Today I was on edge. By early afternoon, I thought I would run screaming out of my skin. I did a mental inventory; post-period, not stressed about anything, not thinking about anything in particular...what was my problem? The Russian lover noticed something was wrong the way you notice something is wrong when you're standing next to the lit fuse of a bomb. "You're about to snap, I believe," he said in the bored voice of a man who is used to having women snap all around him. "Uhhghhluhh." I replied, in the strained voice of a woman who is trying not to snap.
"Maybe we could leave the city for the afternoon," he suggested.
The mere idea created even more anxiety for me.
"I think...I think I want to go the gym. I think I want to run and stuff." I mumbled.
"Ok" he shrugged with the shrug of a man who has learned it best to let women act on their whims.
I changed and trotted across town, buoyed by the thought of stepping inside the sterile air of the gym and working myself into a euphoric exhaustion. But when I reached the gym, I realized I had forgetten my pass tag. The staff at the front desk saw my face. "Is something wrong?"
"I forgot my tag," I said in the horrified voice of someone confessing to murder.
"Ok, well-"
"I don't have a photo ID either. But I'll give you my social security number, anything..." I said.
The manager just took my hand held it. "It's ok, honey.
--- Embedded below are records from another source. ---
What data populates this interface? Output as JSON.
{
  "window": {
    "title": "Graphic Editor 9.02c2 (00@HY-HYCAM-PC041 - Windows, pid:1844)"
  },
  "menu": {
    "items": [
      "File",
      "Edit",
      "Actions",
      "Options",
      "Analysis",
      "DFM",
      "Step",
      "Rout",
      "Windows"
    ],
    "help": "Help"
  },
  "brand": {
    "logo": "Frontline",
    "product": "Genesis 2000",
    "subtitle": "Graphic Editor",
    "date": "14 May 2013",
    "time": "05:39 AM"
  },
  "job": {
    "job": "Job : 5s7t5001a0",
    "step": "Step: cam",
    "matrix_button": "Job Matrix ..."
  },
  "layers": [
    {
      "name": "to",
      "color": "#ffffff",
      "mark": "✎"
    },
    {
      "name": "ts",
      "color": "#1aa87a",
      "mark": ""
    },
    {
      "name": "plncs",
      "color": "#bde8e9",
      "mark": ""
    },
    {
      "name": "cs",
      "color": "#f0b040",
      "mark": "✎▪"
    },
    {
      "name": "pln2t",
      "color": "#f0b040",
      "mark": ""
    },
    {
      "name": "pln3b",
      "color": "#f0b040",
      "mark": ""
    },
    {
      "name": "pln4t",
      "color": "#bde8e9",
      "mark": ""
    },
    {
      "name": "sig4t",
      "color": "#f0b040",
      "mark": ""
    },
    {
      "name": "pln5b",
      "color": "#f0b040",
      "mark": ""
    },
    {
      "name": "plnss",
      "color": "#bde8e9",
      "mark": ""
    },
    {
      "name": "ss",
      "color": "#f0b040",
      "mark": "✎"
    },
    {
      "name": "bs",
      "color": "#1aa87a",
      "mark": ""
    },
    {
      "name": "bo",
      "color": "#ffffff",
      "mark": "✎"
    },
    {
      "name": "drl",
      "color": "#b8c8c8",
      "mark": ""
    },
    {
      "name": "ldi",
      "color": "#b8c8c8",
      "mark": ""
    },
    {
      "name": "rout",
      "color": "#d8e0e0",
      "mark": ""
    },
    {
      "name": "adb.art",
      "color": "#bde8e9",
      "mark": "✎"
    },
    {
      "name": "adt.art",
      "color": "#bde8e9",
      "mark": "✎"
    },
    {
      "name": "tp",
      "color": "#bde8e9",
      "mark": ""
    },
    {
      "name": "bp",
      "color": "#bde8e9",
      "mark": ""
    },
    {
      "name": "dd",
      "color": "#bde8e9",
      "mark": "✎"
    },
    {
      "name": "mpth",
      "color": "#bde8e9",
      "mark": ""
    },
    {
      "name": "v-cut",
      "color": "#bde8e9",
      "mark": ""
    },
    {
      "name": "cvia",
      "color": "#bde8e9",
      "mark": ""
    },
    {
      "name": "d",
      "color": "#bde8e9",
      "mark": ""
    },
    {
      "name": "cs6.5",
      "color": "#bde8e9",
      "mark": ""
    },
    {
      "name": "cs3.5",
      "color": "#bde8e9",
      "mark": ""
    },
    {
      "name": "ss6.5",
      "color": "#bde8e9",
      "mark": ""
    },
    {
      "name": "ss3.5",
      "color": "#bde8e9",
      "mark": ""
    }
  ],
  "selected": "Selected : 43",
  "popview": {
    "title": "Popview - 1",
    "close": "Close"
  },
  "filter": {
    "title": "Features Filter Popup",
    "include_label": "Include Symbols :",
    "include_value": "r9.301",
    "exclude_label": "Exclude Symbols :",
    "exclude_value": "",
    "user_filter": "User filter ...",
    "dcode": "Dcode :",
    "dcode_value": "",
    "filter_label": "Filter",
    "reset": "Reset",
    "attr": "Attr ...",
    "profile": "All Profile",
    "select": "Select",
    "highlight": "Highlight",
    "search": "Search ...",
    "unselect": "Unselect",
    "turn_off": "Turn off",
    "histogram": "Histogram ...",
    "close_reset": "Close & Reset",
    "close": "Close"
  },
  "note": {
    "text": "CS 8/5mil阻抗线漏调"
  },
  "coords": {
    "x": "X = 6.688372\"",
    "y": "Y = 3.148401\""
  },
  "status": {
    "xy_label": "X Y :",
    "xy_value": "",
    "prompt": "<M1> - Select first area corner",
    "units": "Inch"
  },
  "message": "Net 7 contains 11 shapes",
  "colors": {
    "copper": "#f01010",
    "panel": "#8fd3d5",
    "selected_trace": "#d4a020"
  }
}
We don't even have your social security number here. Just give us your name today, OK?"
My relief was immediate. I was a drug addict with my next fix in hand.
Once on the treadmill, the mystery tension started to immediately loosen its noose. But it was when the wind changed and the skies opened and I saw that outside it was raining like all hell that I really started to feel the release.
Apparently, my agitation was merely barometric in nature.
Comments (1)
The concluding line/ twist ending gives this interesting personal anecdote some additional 'short story' literary quality. I like the subtle connection to nature. It appeals to my sense of spirituality - if you can call it that.